Liver cancer is the second most common causes of cancer death worldwide. According to the WHO GLOBOCAN 2012, there are approximately 782,000 new cases and approximately 746,000 deaths annually. Liver cancer also ranked 2nd of TOP 10 cause of death in Taiwan causing 8,000 deaths annually according to statistics from Taiwan’s Ministry of Health and Welfare. Liver resection and radiofrequency ablation (RFA) remain to be common medical procedures for liver cancer. However, the major cause of death is tumor recurrence.
Bayer’s Nexavar® was approved by USFDA and EMA in 2007 for treatment of advanced-stage liver cancer. But its usage for treating early stage (about 30%) and intermediate stage (about 45%) liver cancer has not been approved by USFDA. Hence, there is unmet need for adjuvant therapy in preventing liver cancer recurrence after liver resection.

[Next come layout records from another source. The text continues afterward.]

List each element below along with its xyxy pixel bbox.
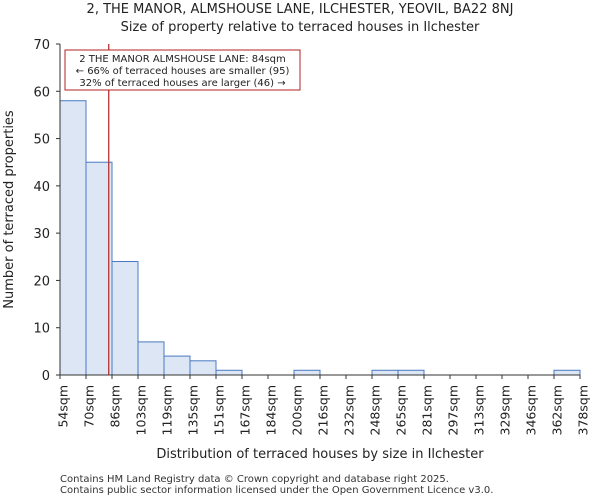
bar-119sqm bbox=[163, 355, 191, 376]
annotation-frame bbox=[64, 49, 301, 91]
bar-103sqm bbox=[137, 341, 165, 376]
bar-70sqm bbox=[85, 161, 113, 376]
x-tick-label: 151sqm bbox=[212, 385, 227, 435]
bar-151sqm bbox=[215, 369, 243, 376]
annotation-line-3: 32% of terraced houses are larger (46) → bbox=[79, 78, 285, 89]
x-tick-label: 135sqm bbox=[186, 385, 201, 435]
bar-248sqm bbox=[371, 369, 399, 376]
footer-line-2: Contains public sector information licen… bbox=[60, 485, 494, 496]
x-tick-label: 297sqm bbox=[446, 385, 461, 435]
bar-200sqm bbox=[293, 369, 321, 376]
annotation-box: 2 THE MANOR ALMSHOUSE LANE: 84sqm← 66% o… bbox=[64, 49, 301, 91]
x-tick-label: 248sqm bbox=[368, 385, 383, 435]
x-tick-label: 54sqm bbox=[56, 385, 71, 428]
x-tick-label: 265sqm bbox=[394, 385, 409, 435]
annotation-line-2: ← 66% of terraced houses are smaller (95… bbox=[76, 66, 290, 77]
x-tick-label: 103sqm bbox=[134, 385, 149, 435]
x-tick-label: 216sqm bbox=[316, 385, 331, 435]
bar-54sqm bbox=[59, 100, 87, 376]
x-axis-label: Distribution of terraced houses by size … bbox=[156, 447, 484, 462]
bar-86sqm bbox=[111, 261, 139, 376]
bar-135sqm bbox=[189, 360, 217, 376]
x-tick-label: 232sqm bbox=[342, 385, 357, 435]
y-tick-label: 40 bbox=[33, 180, 50, 195]
x-tick-label: 329sqm bbox=[498, 385, 513, 435]
x-tick-label: 86sqm bbox=[108, 385, 123, 428]
y-tick-label: 0 bbox=[42, 369, 50, 384]
y-tick-label: 70 bbox=[33, 38, 50, 53]
x-tick-label: 184sqm bbox=[264, 385, 279, 435]
chart-subtitle: Size of property relative to terraced ho… bbox=[120, 20, 480, 35]
y-tick-label: 60 bbox=[33, 85, 50, 100]
y-tick-label: 50 bbox=[33, 133, 50, 148]
annotation-line-1: 2 THE MANOR ALMSHOUSE LANE: 84sqm bbox=[79, 54, 286, 65]
y-tick-label: 30 bbox=[33, 227, 50, 242]
x-tick-label: 70sqm bbox=[82, 385, 97, 428]
bar-265sqm bbox=[397, 369, 425, 376]
chart-title: 2, THE MANOR, ALMSHOUSE LANE, ILCHESTER,… bbox=[86, 2, 514, 17]
bars-group bbox=[59, 100, 581, 376]
x-tick-label: 281sqm bbox=[420, 385, 435, 435]
x-tick-labels: 54sqm 70sqm 86sqm 103sqm 119sqm 135sqm 151sqm 1… bbox=[56, 375, 591, 435]
x-tick-label: 313sqm bbox=[472, 385, 487, 435]
y-axis-label: Number of terraced properties bbox=[2, 110, 17, 309]
x-tick-label: 167sqm bbox=[238, 385, 253, 435]
y-tick-label: 10 bbox=[33, 322, 50, 337]
y-tick-label: 20 bbox=[33, 274, 50, 289]
x-tick-label: 362sqm bbox=[550, 385, 565, 435]
bar-362sqm bbox=[553, 369, 581, 376]
y-tick-labels: 0 10 20 30 40 50 60 70 bbox=[33, 38, 60, 384]
x-tick-label: 119sqm bbox=[160, 385, 175, 435]
footer-line-1: Contains HM Land Registry data © Crown c… bbox=[60, 474, 449, 485]
x-tick-label: 200sqm bbox=[290, 385, 305, 435]
x-tick-label: 378sqm bbox=[576, 385, 591, 435]
x-tick-label: 346sqm bbox=[524, 385, 539, 435]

PI-88 is a mixture of oligosaccharides mimicking heparan sulfate that antagonizes angiogenic growth factors (VEGF, FGF-1, and FGF-2) and blocks heparanase from cleaving heparan sulfate in the extracellular matrix (ECM). PI-88 has successfully accomplished with phase I and II clinical studies in compliance with USFDA guidelines, and demonstrated good safety profiles and promising efficacy in counteracting liver cancer. Having owned the global commercialization rights of PI-88, MBC has initiated phase III clinical study and have now completed the recruitment of subjects in Taiwan, Korea, China, and Hong Kong.
Liver cancer recurrence after curative treatment adversely influences clinical outcome, with a 5-year cumulative recurrence rate above 70%. In our phase II trial published in J Hepatol (vol: 50, 958-968, 2009), the study group received 160 mg/day of PI-88 showed a reduction of recurrence rate from 50% to 37% at the end of 12 months. The recurrence free survival extends from 27 weeks to 48 weeks at 70 percentile.

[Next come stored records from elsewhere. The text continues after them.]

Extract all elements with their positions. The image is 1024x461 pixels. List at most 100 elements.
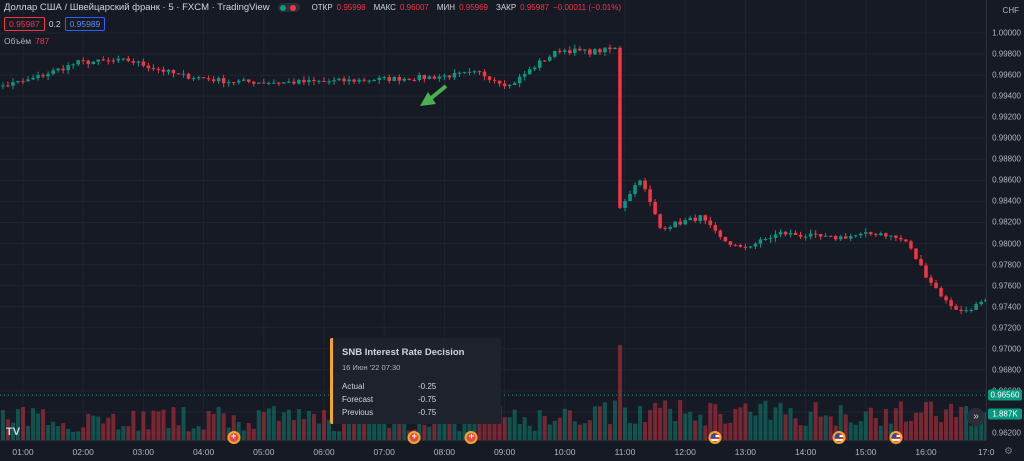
close-label: ЗАКР [496, 3, 517, 12]
price-tick-label: 0.99200 [992, 112, 1021, 122]
candle-body [352, 79, 356, 82]
volume-bar [447, 412, 452, 440]
low-label: МИН [436, 3, 456, 12]
candle-body [823, 235, 828, 237]
candle-body [151, 68, 156, 70]
time-axis[interactable]: 01:00 02:00 03:00 04:00 05:00 06:00 07:00 08:00… [0, 440, 994, 461]
candle-body [934, 282, 938, 289]
volume-bar [698, 414, 703, 440]
chf-event-icon[interactable] [407, 431, 421, 444]
volume-bar [507, 417, 512, 440]
candle-body [367, 80, 371, 82]
tradingview-logo-icon[interactable]: TV [6, 426, 21, 438]
volume-bar [628, 423, 633, 440]
candle-body [688, 217, 692, 221]
volume-bar [61, 423, 66, 440]
candle-body [186, 73, 191, 79]
candle-body [919, 258, 923, 266]
volume-bar [316, 423, 321, 440]
chart-area[interactable] [0, 0, 986, 440]
candle-body [66, 65, 70, 71]
sell-button[interactable]: 0.95987 [4, 17, 45, 31]
volume-bar [868, 407, 873, 440]
us-flag-event-icon[interactable] [708, 431, 722, 444]
volume-bar [638, 405, 643, 440]
volume-bar [231, 415, 236, 440]
volume-bar [517, 423, 522, 440]
candle-body [593, 49, 597, 55]
currency-label[interactable]: CHF [1002, 6, 1019, 15]
volume-bar [828, 416, 833, 440]
chf-event-icon[interactable] [464, 431, 478, 444]
volume-bar [392, 423, 397, 440]
candle-body [131, 61, 136, 63]
volume-bar [327, 419, 332, 440]
candle-body [894, 235, 898, 238]
candle-body [81, 60, 85, 62]
candle-body [833, 236, 838, 240]
volume-bar [156, 411, 161, 440]
us-flag-event-icon[interactable] [832, 431, 846, 444]
volume-bar [166, 427, 171, 440]
candle-body [753, 243, 758, 247]
volume-bar [944, 409, 949, 440]
volume-bar [602, 402, 607, 440]
volume-bar [342, 415, 347, 440]
candle-body [713, 225, 718, 231]
quote-panel: 0.95987 0.2 0.95989 [4, 17, 106, 31]
volume-bar [753, 415, 758, 440]
volume-bar [281, 412, 286, 440]
candle-body [859, 233, 863, 236]
volume-bar [748, 411, 753, 440]
volume-bar [572, 421, 577, 440]
candle-body [116, 58, 121, 61]
time-tick-label: 05:00 [253, 447, 275, 457]
volume-bar [923, 402, 929, 440]
time-tick-label: 16:00 [915, 447, 937, 457]
volume-legend[interactable]: Объём 787 [4, 36, 49, 46]
candle-body [427, 76, 432, 79]
volume-bar [858, 421, 863, 440]
candle-body [126, 58, 131, 62]
candle-body [176, 73, 181, 75]
last-price-tag: 0.96560 [988, 389, 1022, 401]
volume-bar [617, 345, 622, 440]
candle-body [96, 59, 101, 62]
candle-body [723, 236, 728, 242]
candle-body [241, 79, 246, 81]
candle-body [432, 76, 437, 79]
volume-bar [251, 428, 256, 440]
market-status-toggle[interactable] [277, 3, 300, 12]
candle-body [56, 68, 60, 71]
candle-body [788, 232, 793, 235]
volume-bar [427, 426, 432, 440]
price-chart[interactable] [0, 0, 986, 440]
scroll-to-realtime-button[interactable]: » [967, 408, 985, 426]
candle-body [287, 81, 291, 83]
candle-body [61, 68, 65, 71]
candle-body [86, 60, 90, 65]
symbol-title[interactable]: Доллар США / Швейцарский франк · 5 · FXC… [4, 2, 270, 13]
chf-event-icon[interactable] [227, 431, 241, 444]
candle-body [357, 79, 361, 82]
buy-button[interactable]: 0.95989 [64, 17, 106, 31]
us-flag-event-icon[interactable] [889, 431, 903, 444]
volume-bar [838, 405, 843, 440]
volume-bar [562, 408, 567, 440]
candle-body [402, 78, 407, 81]
change-value: −0.00011 (−0.01%) [553, 3, 621, 12]
price-axis[interactable]: CHF 1.00000 0.99800 0.99600 0.99400 0.99200 0… [986, 0, 1024, 440]
volume-bar [823, 415, 828, 440]
settings-gear-icon[interactable]: ⚙ [1004, 446, 1013, 457]
volume-bar [246, 423, 251, 440]
volume-bar [5, 419, 10, 440]
time-tick-label: 09:00 [493, 447, 516, 457]
price-tick-label: 0.98600 [992, 175, 1021, 185]
candle-body [452, 72, 457, 78]
volume-bar [442, 414, 447, 440]
volume-bar [913, 412, 918, 440]
candle-body [668, 227, 672, 229]
volume-bar [713, 404, 718, 440]
volume-bar [86, 413, 91, 440]
volume-bar [668, 408, 673, 440]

MBC conducted an observational follow-up study in order to track patient outcomes up to 2 years after the previous phase II trial. Results revealed that the clinical benefits of PI-88 at 160mg/day were maintained for more than two years with minimal AE after only the initial 36 weeks of active treatment. Subgroup analyses on high-risk patients with single tumor ≥2cm (or multiple tumors) and positive HBV or HCV infection conferred statistically significant survival advantage.
“A Prospective, Randomized, Double-blind, Placebo controlled, Parallel-group, International Multicenter Phase III Trial Of PI-88 In the Adjuvant Treatment Of Subjects With Hepatitis Virus Related Hepatocellular Carcinoma After Surgical Resection” abbreviated as PATRON is designed for Phase III study. This study is to confirm the efficacy and safety of PI-88 in the adjuvant treatment of viral hepatitis related liver cancer after curative surgery. We have now completed the recruitment of subjects in Taiwan, Korea, China, and Hong Kong for PATRON.